Tax Updates: 6 November 2023

Welcome to this week’s review of tax issues where Richard comments on what’s been happening in the world of tax over the past week. If you have a question or would like a second opinion on any national or international tax issues, please contact Richard via email at

GST & Bodies Corporate

Inland Revenue (IR) has just released IS 23/08, titled ‘Goods and Services Tax – Unit title bodies corporate’. The IS explains the consequences of a unit title body corporate (UTBC) registering for GST and how GST applies to transactions between a UTBC, its members and third parties.

You may recall legislative changes in recent times to the Goods and Services Tax Act 1985, which consequently now has specific rules that apply to UTBCs.
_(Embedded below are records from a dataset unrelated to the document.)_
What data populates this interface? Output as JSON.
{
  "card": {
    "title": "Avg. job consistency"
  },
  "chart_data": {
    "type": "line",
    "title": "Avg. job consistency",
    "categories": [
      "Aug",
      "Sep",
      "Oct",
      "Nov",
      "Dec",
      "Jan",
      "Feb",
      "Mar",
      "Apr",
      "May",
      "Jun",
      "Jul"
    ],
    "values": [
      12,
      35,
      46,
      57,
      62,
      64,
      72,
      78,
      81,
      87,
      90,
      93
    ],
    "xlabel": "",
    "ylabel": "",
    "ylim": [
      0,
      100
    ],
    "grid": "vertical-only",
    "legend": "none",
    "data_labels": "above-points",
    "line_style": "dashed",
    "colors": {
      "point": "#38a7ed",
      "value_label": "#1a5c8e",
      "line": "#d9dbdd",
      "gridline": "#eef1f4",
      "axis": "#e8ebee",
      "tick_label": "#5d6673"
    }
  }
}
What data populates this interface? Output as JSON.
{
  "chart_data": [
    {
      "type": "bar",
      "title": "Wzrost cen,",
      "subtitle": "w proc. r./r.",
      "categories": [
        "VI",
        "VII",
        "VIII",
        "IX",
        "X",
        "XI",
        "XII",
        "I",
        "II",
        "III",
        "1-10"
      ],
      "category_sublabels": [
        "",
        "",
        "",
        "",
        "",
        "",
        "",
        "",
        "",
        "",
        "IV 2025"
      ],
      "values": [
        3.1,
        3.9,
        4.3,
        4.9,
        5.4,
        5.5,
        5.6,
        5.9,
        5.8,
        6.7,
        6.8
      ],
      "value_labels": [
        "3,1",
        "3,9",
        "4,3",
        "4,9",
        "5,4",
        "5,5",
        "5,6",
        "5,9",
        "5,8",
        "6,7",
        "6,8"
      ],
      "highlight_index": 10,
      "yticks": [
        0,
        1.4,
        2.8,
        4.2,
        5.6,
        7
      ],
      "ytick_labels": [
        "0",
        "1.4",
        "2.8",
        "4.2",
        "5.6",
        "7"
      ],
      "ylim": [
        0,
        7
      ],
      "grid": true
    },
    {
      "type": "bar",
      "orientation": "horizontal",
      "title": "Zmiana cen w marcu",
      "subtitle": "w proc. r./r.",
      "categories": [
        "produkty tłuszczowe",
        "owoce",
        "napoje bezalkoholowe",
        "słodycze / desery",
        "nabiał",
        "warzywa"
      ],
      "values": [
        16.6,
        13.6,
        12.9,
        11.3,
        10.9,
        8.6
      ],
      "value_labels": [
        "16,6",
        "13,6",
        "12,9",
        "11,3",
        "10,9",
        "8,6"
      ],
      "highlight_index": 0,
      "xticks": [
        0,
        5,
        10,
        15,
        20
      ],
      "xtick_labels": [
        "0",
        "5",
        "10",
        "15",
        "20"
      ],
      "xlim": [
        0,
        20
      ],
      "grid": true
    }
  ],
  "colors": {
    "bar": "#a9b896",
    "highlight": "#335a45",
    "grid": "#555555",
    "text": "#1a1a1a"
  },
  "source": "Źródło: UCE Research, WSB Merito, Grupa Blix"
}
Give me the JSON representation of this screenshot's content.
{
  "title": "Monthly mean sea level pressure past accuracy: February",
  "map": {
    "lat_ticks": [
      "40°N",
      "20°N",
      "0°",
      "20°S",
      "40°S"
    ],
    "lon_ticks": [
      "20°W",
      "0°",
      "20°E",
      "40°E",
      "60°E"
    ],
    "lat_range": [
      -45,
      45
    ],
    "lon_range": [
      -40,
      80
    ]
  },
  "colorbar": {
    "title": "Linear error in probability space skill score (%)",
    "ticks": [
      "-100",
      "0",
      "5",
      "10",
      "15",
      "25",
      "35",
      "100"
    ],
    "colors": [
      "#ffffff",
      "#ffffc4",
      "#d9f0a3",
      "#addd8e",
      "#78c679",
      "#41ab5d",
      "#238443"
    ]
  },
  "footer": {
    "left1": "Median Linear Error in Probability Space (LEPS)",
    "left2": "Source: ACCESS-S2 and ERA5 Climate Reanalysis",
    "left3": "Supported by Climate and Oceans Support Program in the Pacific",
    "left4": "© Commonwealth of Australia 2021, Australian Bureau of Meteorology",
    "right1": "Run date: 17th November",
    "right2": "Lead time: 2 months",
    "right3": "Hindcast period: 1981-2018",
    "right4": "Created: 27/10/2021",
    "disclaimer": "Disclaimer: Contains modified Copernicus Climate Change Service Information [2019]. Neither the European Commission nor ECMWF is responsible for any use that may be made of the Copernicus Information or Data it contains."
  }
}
While most UTBCs are not liable to be GST registered (because the value of supplies to its members is not counted towards the $60,000 GST registration threshold), a UTBC can voluntarily register for GST. Once registered, a UTBC must make a one-off output tax adjustment based on the money and investments it holds. A GST-registered UTBC needs to account for output tax on supplies to its members but can generally claim input tax deductions on transactions with third parties.

For UTBCs that are registered for GST, the IS sets out the GST treatment of:

  • Goods and services a UTBC acquires before registration;
  • Services that a member supplies to a UTBC;
  • A UTBC’s supply of manager’s accommodation;
  • A UTBC’s payments of ground rent and levies it charges to members for ground rent; and,
  • One-off payments a UTBC receives (such as settlement payments, court awards, insurance payments and Ministry of Business, Innovation and Employment (MBIE) payments).

The IS is also accompanied by two fact sheets:

  • IS 23/08 FS 1, ‘Unit Title Bodies Corporate considering registering for GST’ — guidance for UTBCs considering registering for GST; and,
  • IS 23/08 FS 2, ‘GST registered Unit Title Bodies Corporate’ — guidance for GST registered UTBCs on transactions they may encounter.

The IS is a 42-page document, so happy reading if the topic is relevant and/or of interest to you.